Enjoy the games, support TB every way you can, take an opportunity to meet parents you normally wouldn't come into contact with and nurture those new friendships. The key is HIS enjoyment! Youth sports is a great ride if you realize that you can't relive your sports triumphs or fix your sports failures through your children. Allow them to create their own and be there for support.

I can do the 20 minute lecture I gave the parents before each season if you'd like. ;-)
It does NOT get easier as the kids grow up!

ben t. came home with a huge black eye from this weekend's wrestling. I have a hard time watching those matches. the intensity, I think, increases the more the kids actually care about succeeding and work so hard at their practiices.

just my experience.


Looks like now is the opportunity to teach your child that while hard work is a key ingredient to success, it is not the sole determinant.
I can relate to this!

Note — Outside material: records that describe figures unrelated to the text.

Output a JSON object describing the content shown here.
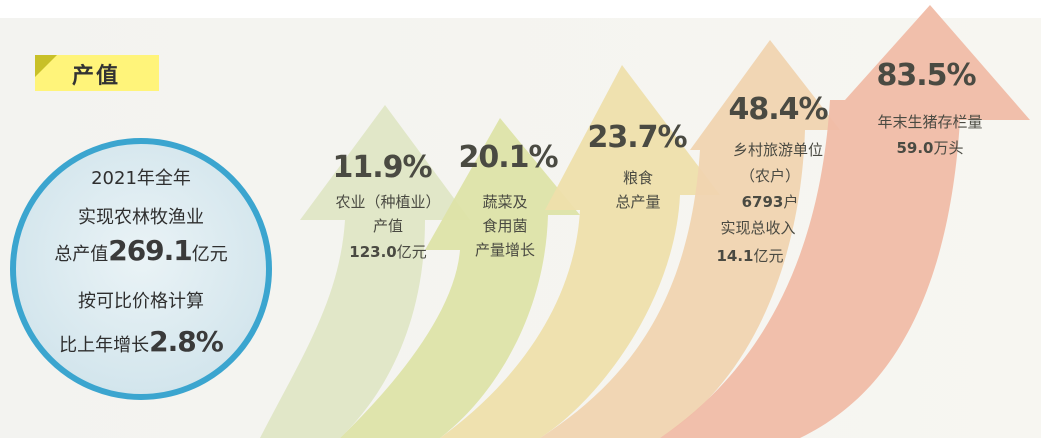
{
  "header": {
    "tag_label": "产值"
  },
  "summary": {
    "line1": "2021年全年",
    "line2": "实现农林牧渔业",
    "line3_pre": "总产值",
    "line3_value": "269.1",
    "line3_unit": "亿元",
    "line4": "按可比价格计算",
    "line5_pre": "比上年增长",
    "line5_value": "2.8%"
  },
  "arrows": [
    {
      "pct": "11.9%",
      "l1": "农业（种植业）",
      "l2": "产值",
      "l3_value": "123.0",
      "l3_unit": "亿元",
      "color": "#dbe4bf"
    },
    {
      "pct": "20.1%",
      "l1": "蔬菜及",
      "l2": "食用菌",
      "l3": "产量增长",
      "color": "#d9e0a3"
    },
    {
      "pct": "23.7%",
      "l1": "粮食",
      "l2": "总产量",
      "color": "#ecdea8"
    },
    {
      "pct": "48.4%",
      "l1": "乡村旅游单位",
      "l2": "（农户）",
      "l3_value": "6793",
      "l3_unit": "户",
      "l4": "实现总收入",
      "l5_value": "14.1",
      "l5_unit": "亿元",
      "color": "#eed2ae"
    },
    {
      "pct": "83.5%",
      "l1": "年末生猪存栏量",
      "l2_value": "59.0",
      "l2_unit": "万头",
      "color": "#eebba4"
    }
  ]
}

My son is playing soccer and baseball. Every other game I tell my husband that I can't go to the games anymore. I'm sitting on the sidelines telling myself that all that matters is if Son has fun or not, but when he gets in there and mixes it up, I start cheering him on (read: screaming!). It's difficult. Plus he scored his first goal this weekend, so he's actually becoming interested in the game.
I, too, don't know how I'm going to handle 12 more years of multiple sports.
I am given to understand that it does get easier once you have more than one kid playing sports, which divides up the tribalism at least a little.
I hate organized sports for kids under 14 or so. I grew up on the streets of NY, where we organized our own games, goofed off and pretty much played in traffic. It was great, and no one had to wait for mom or dad to do stuff.

Later in HS I played on teams and did so also in college and beyond on club teams.